17. The Court further notes that the applicant submitted a complete statement of claim only on 21 March 2008, two months after lodging an incomplete one (see paragraph 4 above). He subsequently submitted a motion to exclude the presiding judge of the panel and another one to exclude the competent court (see paragraphs 7 and 8 above). Both motions were declared unfounded. The Court reiterates that applicants cannot be blamed for taking full advantage of the resources and tools afforded by national law in the defence of their interests (see Kolomiyets v. Russia, no. 76835/01, § 29, 22 February 2007). Nonetheless, the applicant’s conduct, in itself legitimate, constitutes an objective fact which cannot be attributed to the respondent State, and which must be taken into account for the purpose of determining whether or not the reasonable time referred to in Article 6 § 1 has been exceeded (see Eckle v. Germany, 15 July 1982, § 82, Series A no. 51, and Sociedade de Construções Martins & Vieira, Lda. and Others v. Portugal, nos. 56637/10 and 4 others, § 48, 30 October 2014). In the Court’s view, in the present case the applicant did contribute to the prolongation of the case. Further, having regard to the appeal proceedings, where the Budapest High Court held two closed sessions and the Budapest Court of Appeal was called upon to examine some procedural aspects of the case (see paragraph 10 above), the Court concludes that there has not been significant inactivity imputable to the courts.

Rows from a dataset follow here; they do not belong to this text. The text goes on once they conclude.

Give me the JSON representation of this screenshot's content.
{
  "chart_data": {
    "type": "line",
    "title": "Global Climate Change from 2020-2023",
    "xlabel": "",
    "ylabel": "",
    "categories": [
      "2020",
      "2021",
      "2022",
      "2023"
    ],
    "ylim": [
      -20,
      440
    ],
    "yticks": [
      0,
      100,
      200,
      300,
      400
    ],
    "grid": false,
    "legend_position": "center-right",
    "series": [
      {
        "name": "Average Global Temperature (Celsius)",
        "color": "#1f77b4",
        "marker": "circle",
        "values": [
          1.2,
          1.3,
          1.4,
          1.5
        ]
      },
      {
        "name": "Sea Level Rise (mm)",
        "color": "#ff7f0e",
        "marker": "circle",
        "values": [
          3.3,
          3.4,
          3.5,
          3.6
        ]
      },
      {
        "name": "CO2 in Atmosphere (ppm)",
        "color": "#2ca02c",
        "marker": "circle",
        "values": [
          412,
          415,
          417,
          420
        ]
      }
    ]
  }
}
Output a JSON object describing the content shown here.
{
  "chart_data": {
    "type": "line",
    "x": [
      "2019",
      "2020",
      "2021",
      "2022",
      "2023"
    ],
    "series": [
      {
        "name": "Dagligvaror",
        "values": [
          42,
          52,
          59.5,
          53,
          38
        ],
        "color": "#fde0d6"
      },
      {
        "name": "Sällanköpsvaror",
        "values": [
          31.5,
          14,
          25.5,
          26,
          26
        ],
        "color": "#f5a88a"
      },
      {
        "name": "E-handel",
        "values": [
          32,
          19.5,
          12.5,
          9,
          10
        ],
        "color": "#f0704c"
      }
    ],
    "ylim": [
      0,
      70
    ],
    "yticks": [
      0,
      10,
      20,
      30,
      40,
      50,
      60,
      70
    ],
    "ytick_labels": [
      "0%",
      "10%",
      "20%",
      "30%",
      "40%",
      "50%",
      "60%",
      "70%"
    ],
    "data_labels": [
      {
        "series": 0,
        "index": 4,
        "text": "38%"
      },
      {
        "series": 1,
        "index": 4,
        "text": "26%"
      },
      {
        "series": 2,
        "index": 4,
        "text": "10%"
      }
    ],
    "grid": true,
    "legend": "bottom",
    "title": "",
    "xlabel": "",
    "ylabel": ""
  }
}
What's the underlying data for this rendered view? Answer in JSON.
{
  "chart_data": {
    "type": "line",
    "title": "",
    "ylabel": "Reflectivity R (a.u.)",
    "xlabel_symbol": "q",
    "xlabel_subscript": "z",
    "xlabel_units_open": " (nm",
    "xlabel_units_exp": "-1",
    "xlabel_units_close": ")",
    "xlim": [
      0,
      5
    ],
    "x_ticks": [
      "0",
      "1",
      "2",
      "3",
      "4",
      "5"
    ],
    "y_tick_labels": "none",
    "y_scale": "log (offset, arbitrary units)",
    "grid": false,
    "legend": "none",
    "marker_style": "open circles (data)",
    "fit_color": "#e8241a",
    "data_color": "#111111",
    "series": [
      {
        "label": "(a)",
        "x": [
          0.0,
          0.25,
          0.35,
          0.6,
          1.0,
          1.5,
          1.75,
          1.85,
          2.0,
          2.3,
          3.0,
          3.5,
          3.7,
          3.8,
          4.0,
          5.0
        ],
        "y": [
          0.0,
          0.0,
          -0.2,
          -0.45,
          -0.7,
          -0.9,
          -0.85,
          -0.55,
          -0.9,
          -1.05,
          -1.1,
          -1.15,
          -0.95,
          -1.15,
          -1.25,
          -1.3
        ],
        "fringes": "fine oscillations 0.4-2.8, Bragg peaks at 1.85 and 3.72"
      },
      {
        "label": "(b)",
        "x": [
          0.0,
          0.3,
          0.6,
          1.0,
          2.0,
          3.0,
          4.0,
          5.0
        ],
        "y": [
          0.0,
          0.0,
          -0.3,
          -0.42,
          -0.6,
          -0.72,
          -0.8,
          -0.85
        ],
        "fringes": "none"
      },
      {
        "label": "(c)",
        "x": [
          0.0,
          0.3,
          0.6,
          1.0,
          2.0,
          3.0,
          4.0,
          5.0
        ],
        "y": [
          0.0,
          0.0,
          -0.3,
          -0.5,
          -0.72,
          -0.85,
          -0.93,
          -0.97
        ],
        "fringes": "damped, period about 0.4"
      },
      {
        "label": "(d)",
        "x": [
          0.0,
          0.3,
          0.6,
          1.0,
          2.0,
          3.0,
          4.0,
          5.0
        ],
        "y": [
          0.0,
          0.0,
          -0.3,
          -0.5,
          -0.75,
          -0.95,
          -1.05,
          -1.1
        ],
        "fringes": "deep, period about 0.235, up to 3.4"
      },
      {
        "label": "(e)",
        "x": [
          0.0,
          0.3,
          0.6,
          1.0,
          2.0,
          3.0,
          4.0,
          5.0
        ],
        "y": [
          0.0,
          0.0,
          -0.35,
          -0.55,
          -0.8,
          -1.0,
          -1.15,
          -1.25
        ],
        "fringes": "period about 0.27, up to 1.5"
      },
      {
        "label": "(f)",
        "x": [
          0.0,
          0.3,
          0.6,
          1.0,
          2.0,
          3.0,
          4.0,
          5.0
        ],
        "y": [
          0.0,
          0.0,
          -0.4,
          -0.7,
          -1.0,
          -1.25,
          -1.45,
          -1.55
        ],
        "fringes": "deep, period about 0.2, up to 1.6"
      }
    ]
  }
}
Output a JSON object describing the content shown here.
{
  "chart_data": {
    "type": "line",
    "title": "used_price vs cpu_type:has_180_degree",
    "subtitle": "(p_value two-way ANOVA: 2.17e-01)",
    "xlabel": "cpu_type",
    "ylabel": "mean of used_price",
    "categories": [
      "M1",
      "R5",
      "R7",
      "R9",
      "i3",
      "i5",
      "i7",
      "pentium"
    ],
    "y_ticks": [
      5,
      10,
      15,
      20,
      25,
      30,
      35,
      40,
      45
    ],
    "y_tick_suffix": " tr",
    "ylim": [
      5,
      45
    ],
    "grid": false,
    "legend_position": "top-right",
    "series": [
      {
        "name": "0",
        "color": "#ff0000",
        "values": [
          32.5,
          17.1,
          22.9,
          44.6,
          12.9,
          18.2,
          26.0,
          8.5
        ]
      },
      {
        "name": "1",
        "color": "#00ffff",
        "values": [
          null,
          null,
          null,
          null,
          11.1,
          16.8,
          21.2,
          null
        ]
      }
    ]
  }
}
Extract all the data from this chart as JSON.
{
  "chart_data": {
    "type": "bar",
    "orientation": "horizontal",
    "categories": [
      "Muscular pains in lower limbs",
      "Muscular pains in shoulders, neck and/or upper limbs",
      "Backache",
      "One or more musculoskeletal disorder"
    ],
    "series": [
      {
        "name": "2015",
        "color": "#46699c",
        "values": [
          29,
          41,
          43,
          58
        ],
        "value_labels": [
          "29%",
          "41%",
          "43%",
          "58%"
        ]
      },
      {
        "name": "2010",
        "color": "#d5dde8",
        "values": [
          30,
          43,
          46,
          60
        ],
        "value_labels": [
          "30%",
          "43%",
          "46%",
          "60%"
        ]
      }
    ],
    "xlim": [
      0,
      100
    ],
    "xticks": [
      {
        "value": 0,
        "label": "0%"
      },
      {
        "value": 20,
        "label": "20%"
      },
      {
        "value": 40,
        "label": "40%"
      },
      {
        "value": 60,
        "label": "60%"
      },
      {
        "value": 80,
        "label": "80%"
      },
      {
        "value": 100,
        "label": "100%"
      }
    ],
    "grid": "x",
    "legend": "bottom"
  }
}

18. Under these circumstances, the Court cannot decipher any appearance of violation of Article 6 § 1 of the Convention. It follows that the application must be rejected as manifestly ill-founded, pursuant to Article 35 §§ 3 (a) and 4 of the Convention.
For these reasons, the Court, unanimously,
Declares the application inadmissible.
Done in English and notified in writing on 28 September 2017.